Hem/Onc Round-up: Gene Therapy in Thalassemia Treatment, Gut Bacteria and Breast Cancer, Combo Breast Cancer Treatment, and More

Here are the top stories covered by DocWire News this week in the Hematology & Oncology section. This week, a study found a correlation between gut microbiome and the spread of breast cancer, researchers found that gene therapy may be an effective treatment strategy in thalassemia, and more.

Gut bacteria may be closely linked to breast cancer metastasis, according to a study published in Cancer Research. The researchers manipulated the natural gut bacteria in rodent models with hormone receptor-positive (HR+) breast cancer to cause inflammation systemically and within the mammary tissue. This inflammation allowed tumor cells to spread from the tissue throughout the blood and lungs. According to study author Melanie Rutkowski, PhD, this is a major HR+ metastasis site. The findings are significant because the majority of breast cancers (at least 65%) are HR+. While the study was limited due to its use of animal models, the researchers suggested that an unhealthy gut microbiome could be a risk factor for invasive or metastatic breast cancer. Lifestyle modifications like maintaining a healthy diet, exercising, and getting enough sleep could help humans achieve a healthy microbiome.

Gene therapy could be an effective treatment for thalassemia, researchers have found. The results of the study were presented at the 24th Congress of European Hematology Association (EHA) by Dr. Antonella Nai of the San Raffaele Scientific Institute in Milan, Italy. Dr. Nai and colleagues combined two experimental approaches to treat thalassemia in a mouse model. They first used TMPRSS6 gene-specific antisense oligonucleotides (ASOs) to decrease excess iron. Second, they deleted the TFR2 gene in the bone marrow using gene therapy. This increases erythropoietin sensitivity in the bone marrow cells and improves red blood cell production. This two-pronged approach significantly improved anemia and increased red blood cell and hemoglobin concentrations in the mouse model. Dr. Nai noted that the treatment holds promise for some patients—notably younger patients—but also comes at a high cost.

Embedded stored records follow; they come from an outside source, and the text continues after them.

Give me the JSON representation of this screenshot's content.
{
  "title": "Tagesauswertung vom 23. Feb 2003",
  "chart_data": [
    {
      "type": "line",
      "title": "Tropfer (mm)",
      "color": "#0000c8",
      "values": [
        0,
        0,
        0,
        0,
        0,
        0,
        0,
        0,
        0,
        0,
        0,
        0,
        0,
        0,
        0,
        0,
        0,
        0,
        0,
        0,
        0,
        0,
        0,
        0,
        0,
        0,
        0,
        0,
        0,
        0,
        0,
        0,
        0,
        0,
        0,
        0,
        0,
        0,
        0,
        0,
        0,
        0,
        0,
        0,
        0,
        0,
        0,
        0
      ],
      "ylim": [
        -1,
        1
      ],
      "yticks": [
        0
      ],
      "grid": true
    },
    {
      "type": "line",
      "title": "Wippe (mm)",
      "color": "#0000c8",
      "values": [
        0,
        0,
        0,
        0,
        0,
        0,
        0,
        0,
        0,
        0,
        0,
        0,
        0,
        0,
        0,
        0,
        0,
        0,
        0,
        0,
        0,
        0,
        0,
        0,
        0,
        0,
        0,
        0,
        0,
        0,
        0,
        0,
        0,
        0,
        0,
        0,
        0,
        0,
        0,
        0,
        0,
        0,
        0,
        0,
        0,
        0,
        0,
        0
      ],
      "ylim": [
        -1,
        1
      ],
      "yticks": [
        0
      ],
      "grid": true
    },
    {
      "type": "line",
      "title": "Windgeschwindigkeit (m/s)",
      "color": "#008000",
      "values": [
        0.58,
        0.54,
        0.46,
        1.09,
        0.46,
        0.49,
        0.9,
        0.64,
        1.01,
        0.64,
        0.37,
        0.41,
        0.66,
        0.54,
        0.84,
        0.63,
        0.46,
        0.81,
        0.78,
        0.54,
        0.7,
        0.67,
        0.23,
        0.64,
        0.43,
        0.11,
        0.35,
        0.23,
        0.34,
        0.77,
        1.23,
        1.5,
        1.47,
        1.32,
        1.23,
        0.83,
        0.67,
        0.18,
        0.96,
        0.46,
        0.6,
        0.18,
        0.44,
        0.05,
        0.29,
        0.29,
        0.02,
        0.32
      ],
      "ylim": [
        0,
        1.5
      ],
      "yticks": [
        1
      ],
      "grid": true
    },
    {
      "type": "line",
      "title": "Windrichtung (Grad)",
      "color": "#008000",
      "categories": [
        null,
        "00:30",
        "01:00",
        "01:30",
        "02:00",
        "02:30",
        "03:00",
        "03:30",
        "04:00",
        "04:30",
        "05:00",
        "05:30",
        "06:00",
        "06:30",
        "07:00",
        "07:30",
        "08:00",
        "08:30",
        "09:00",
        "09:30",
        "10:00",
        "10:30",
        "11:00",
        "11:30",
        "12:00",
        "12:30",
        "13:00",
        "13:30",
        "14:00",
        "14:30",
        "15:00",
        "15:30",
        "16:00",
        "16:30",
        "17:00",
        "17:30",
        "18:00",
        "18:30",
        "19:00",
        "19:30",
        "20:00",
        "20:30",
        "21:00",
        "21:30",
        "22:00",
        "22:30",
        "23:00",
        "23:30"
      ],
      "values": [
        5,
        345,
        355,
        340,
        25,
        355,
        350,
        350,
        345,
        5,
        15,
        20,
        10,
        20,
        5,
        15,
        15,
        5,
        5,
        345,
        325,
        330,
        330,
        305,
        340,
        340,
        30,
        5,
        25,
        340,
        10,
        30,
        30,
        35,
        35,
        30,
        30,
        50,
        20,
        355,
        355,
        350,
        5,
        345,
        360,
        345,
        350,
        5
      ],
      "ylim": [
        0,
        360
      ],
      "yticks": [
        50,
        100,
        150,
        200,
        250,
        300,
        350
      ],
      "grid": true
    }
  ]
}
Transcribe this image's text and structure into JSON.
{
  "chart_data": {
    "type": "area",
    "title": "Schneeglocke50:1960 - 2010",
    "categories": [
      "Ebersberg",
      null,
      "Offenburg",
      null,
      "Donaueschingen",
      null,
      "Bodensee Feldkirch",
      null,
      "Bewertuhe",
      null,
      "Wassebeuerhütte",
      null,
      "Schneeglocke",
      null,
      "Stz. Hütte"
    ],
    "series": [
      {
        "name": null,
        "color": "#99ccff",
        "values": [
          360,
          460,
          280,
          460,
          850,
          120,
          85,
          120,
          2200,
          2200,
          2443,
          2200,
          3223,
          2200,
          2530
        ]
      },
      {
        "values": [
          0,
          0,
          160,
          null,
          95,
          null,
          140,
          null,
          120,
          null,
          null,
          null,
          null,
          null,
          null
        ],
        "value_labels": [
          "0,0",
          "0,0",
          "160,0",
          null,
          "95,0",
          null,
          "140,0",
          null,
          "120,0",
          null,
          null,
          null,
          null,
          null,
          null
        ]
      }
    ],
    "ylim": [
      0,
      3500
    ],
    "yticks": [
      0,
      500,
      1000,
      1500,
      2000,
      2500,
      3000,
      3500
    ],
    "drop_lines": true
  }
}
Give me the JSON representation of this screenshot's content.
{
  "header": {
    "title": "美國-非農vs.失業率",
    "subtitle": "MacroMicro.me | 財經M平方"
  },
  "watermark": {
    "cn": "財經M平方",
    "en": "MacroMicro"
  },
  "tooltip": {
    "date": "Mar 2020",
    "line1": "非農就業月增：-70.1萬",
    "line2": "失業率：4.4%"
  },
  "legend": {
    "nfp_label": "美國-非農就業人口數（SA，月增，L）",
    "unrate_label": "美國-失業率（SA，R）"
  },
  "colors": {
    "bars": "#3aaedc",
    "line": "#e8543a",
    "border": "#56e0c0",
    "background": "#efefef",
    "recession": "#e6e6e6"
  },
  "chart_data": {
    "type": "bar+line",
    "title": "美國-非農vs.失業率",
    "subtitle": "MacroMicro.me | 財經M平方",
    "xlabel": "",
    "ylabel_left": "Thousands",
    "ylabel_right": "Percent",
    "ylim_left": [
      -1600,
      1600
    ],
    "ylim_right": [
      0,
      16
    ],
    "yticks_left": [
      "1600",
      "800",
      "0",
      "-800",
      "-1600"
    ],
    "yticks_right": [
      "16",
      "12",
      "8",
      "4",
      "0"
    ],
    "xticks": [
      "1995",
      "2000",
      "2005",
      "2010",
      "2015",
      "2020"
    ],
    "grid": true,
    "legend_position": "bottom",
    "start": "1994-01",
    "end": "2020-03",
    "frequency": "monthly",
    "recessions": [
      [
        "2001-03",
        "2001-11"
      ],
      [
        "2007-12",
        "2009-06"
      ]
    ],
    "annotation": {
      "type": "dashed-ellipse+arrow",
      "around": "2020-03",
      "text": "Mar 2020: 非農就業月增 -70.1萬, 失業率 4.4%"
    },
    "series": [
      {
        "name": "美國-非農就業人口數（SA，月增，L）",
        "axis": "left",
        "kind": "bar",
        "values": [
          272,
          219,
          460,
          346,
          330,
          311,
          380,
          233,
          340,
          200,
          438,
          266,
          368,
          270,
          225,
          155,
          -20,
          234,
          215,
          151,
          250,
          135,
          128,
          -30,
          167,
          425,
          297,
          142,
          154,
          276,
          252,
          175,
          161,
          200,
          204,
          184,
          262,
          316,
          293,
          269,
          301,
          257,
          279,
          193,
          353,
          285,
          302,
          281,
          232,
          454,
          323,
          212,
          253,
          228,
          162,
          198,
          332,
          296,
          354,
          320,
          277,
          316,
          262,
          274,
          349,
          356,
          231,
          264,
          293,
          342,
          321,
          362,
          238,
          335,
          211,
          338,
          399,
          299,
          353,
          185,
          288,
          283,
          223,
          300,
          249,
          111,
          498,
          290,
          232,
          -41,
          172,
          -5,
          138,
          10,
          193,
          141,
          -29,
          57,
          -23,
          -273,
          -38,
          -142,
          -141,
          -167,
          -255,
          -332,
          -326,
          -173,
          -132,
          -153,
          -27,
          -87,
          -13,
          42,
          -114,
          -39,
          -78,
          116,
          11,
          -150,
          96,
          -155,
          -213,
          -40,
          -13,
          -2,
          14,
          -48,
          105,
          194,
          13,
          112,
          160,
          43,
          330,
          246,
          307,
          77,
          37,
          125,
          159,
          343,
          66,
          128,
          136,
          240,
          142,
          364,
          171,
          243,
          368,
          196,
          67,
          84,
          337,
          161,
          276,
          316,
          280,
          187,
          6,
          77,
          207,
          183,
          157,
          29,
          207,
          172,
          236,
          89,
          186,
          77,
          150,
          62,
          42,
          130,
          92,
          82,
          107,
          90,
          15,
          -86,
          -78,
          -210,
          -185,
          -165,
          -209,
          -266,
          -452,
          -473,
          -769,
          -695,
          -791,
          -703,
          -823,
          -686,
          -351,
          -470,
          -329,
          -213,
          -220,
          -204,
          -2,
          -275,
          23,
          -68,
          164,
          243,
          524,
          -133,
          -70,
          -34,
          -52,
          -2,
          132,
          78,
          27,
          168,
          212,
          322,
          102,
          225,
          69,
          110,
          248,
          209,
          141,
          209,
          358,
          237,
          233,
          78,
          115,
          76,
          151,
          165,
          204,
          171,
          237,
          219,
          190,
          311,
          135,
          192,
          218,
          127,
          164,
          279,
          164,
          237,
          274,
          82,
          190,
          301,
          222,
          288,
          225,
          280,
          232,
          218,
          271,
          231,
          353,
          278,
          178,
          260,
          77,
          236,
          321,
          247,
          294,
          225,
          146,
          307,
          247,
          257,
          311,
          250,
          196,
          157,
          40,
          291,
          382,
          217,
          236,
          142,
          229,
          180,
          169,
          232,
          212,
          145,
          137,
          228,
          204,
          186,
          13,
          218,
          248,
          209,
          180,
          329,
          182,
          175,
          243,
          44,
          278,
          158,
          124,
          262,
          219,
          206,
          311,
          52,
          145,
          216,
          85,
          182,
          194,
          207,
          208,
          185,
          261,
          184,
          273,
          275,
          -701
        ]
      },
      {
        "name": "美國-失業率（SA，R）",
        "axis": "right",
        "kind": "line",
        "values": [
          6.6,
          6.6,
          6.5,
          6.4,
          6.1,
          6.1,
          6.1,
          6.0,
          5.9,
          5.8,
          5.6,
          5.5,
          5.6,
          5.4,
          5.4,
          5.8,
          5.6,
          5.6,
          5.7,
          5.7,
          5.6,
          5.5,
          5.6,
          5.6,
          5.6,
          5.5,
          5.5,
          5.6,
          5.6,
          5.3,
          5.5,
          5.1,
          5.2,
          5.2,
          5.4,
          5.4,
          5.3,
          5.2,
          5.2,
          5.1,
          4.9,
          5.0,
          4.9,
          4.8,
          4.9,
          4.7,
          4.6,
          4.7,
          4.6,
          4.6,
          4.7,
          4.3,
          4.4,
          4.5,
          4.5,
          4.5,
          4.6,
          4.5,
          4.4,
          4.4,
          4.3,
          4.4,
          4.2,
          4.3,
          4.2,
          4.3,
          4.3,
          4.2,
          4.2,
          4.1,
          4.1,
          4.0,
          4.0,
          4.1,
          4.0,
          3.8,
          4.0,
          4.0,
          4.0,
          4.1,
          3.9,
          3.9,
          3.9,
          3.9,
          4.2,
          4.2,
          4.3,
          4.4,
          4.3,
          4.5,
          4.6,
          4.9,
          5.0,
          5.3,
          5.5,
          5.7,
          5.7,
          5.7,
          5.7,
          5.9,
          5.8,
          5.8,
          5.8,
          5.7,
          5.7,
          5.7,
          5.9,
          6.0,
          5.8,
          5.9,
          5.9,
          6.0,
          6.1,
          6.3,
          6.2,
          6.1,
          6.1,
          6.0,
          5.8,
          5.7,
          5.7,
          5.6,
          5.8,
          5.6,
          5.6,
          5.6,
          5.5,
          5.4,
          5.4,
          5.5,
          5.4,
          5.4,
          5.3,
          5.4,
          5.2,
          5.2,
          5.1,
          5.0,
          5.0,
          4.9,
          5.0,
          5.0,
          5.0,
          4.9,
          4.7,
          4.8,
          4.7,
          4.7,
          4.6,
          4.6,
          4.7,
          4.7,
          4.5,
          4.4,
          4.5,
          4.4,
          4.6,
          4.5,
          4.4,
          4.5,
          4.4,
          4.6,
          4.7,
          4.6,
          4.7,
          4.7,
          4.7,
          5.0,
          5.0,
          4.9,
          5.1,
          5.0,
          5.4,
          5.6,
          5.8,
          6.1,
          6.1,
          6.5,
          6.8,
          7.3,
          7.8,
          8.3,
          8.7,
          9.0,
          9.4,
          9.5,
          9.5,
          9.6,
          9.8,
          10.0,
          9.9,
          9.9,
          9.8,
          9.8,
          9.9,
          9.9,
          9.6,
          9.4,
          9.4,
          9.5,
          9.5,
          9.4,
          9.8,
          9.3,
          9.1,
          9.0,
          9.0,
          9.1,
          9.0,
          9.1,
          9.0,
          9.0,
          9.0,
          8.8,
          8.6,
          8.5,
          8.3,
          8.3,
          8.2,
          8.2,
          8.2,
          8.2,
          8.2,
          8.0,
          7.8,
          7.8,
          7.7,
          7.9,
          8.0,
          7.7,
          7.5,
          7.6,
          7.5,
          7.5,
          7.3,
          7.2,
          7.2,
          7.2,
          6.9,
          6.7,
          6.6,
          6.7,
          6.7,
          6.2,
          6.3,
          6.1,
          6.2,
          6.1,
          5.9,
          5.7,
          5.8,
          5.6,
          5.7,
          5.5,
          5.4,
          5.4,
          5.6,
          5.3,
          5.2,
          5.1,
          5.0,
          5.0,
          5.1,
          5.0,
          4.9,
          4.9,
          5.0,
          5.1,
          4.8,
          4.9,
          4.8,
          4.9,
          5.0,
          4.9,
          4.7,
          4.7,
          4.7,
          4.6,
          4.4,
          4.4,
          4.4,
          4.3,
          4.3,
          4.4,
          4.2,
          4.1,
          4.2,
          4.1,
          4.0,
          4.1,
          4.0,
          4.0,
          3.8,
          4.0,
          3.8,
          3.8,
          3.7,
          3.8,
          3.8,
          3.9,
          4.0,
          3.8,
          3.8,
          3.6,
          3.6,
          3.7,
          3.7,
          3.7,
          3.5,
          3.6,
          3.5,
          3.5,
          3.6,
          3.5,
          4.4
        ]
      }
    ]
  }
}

A study published in JAMA Oncology found treating advanced metastatic triple-negative breast cancer (TNBC) with combination niraparib (ZEJULA) and pembrolizumab (KEYTRUDA) may be effective. The study included 55 patients with advanced or metastatic TNBC who received 200 mg of niraparib orally once daily in conjunction with 200 mg of intravenous pembrolizumab on day one of a series of 21-day cycles. The primary outcome was patients’ objective response rate (ORR) per the Response Evaluation Criteria in Solid Tumors, version one. One of the secondary outcomes was disease control rate (DCR; complete response plus partial response plus stable disease). Five patients had confirmed complete responses, five had confirmed partial responses, 13 had stable disease, and 24 had progressive disease. Among the 47 efficacy-evaluable patients, ORR comprised 10 patients and DCR included 23 patients. Out of 15 evaluable patients with tumor BRCA mutations, ORR and DCR included seven and 12 patients, respectively.

Potent inhibitors of NADK (NAD Kinase) maybe be able to not only enhance the treatment of T-cell acute lymphoblastic leukemia (T-ALL) but also minimize side effects, a new study concluded. The results were presented at the 24th Congress of the EHA and published in Blood. The study team used CRISPR-Cas9 technology to screen T-ALL cell lines with NOTCH1 overexpression or mutation, and in a cell line not dependent on NOTCH1. This allowed them to identify 69 NOTCH-specific genes as well as a group connected to reduction of reactive oxygen species (ROS). They focused on the NADK gene. Once NADP+ is reduced to form NADPH, it can then reduce ROS levels by creating reduced Glutathione. The researchers found that the NOTCH1-driven T-ALL cells create large quantities of ROS, and that NOTCH1 signals NADK to protect the cells from these ROS, allowing proliferation and cancer growth. When inhibiting NADK, ROS levels in NOTCH1-driven cells increased, ultimately leading to significant decreases in cell proliferation.